『人形作家』四谷シモン(講談社現代新書、2002年)
「人形は芸術ですか」という質問は、四谷シモンの人形を観るといかにつまらない質問か判る。「書は芸術ですか」「生花は芸術ですか」「写真は芸術ですか」も同様につまらない質問であり、「絵画は芸術ですか」「彫刻は芸術ですか」もひとまとめにして同様につまらない質問であると言える。つまり芸術というのは、一点一点の個の作品の評価であって領域に対してあるものではない。
四谷シモンの人形を圧倒的な芸術の存在としてみる事ができるのは、「芸術とは何か」を知る人のみである。しかし、四谷シモンの人形は四谷シモンともども特異な存在であることは事実であり、その特異を知りたくて本著を手にとった。

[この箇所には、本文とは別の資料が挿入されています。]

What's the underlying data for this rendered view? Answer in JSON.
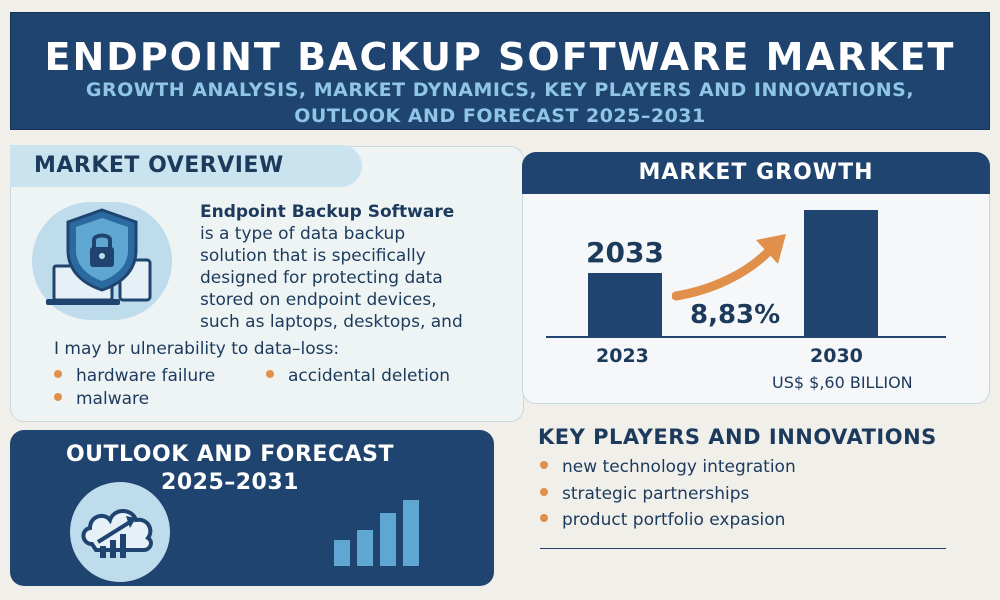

「シモンとは何者であるか」は序文で嵐山光三郎が、8ページに渡って詳細に書き尽くしている。24歳で唐十郎の状況劇場の女役者として登場した頃から、アンダーグラウンドの陰陽も含めて、どれだけ異様に輝いていたか。本文では四谷シモン自身が出生から奇異なる家庭、例えばダンサーでストリップもする母親が小学校にやってきて父親のバイオリンの伴奏でストリップショウを行ったことなど。四谷シモンの感性は細い絹糸が多色に染められるように育まれていく。

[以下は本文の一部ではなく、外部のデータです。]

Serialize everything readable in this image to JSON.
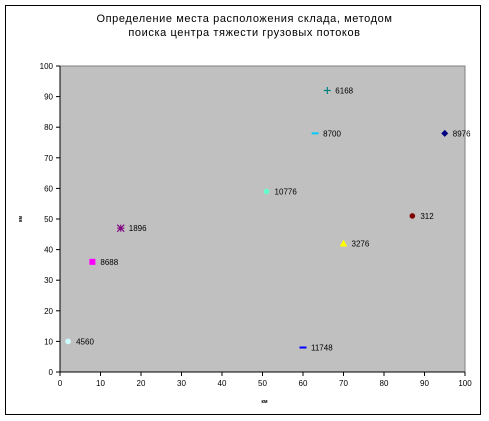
{
  "chart_data": {
    "type": "scatter",
    "title_lines": [
      "Определение места расположения склада, методом",
      "поиска центра тяжести грузовых потоков"
    ],
    "xlabel": "км",
    "ylabel": "км",
    "xlim": [
      0,
      100
    ],
    "ylim": [
      0,
      100
    ],
    "xticks": [
      0,
      10,
      20,
      30,
      40,
      50,
      60,
      70,
      80,
      90,
      100
    ],
    "yticks": [
      0,
      10,
      20,
      30,
      40,
      50,
      60,
      70,
      80,
      90,
      100
    ],
    "grid": false,
    "legend": "none",
    "plot_background": "#c0c0c0",
    "points": [
      {
        "x": 66,
        "y": 92,
        "label": "6168",
        "marker": "plus",
        "color": "#008080"
      },
      {
        "x": 63,
        "y": 78,
        "label": "8700",
        "marker": "dash",
        "color": "#00ccff"
      },
      {
        "x": 95,
        "y": 78,
        "label": "8976",
        "marker": "diamond",
        "color": "#000080"
      },
      {
        "x": 51,
        "y": 59,
        "label": "10776",
        "marker": "circle",
        "color": "#66ffcc"
      },
      {
        "x": 87,
        "y": 51,
        "label": "312",
        "marker": "circle",
        "color": "#800000"
      },
      {
        "x": 15,
        "y": 47,
        "label": "1896",
        "marker": "star",
        "color": "#800080"
      },
      {
        "x": 70,
        "y": 42,
        "label": "3276",
        "marker": "triangle",
        "color": "#ffff00"
      },
      {
        "x": 8,
        "y": 36,
        "label": "8688",
        "marker": "square",
        "color": "#ff00ff"
      },
      {
        "x": 2,
        "y": 10,
        "label": "4560",
        "marker": "circle",
        "color": "#ccffff"
      },
      {
        "x": 60,
        "y": 8,
        "label": "11748",
        "marker": "dash",
        "color": "#0000ff"
      }
    ]
  }
}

熱狂の状況劇場では自ら女人形のように化身し、「シモンちゃーん」の大歓声を浴びた。歓声の主たちは、澁澤龍彦、矢川澄子、寺山修司、土方巽、山下洋輔、檀一雄、横尾忠則、瀧口修造、加藤郁乎、松山俊太郎、吉岡実、種村季弘、金井美恵子、合田佐和子、大島渚、金子國義、高橋睦郎・・・・。
才能とはどのように生まれ、造られて行くのか。四谷シモンの人生を追うと、努力とか研鑽とか、そんなものはちっぽけ過ぎて、萎えざるを得ない自分がいる。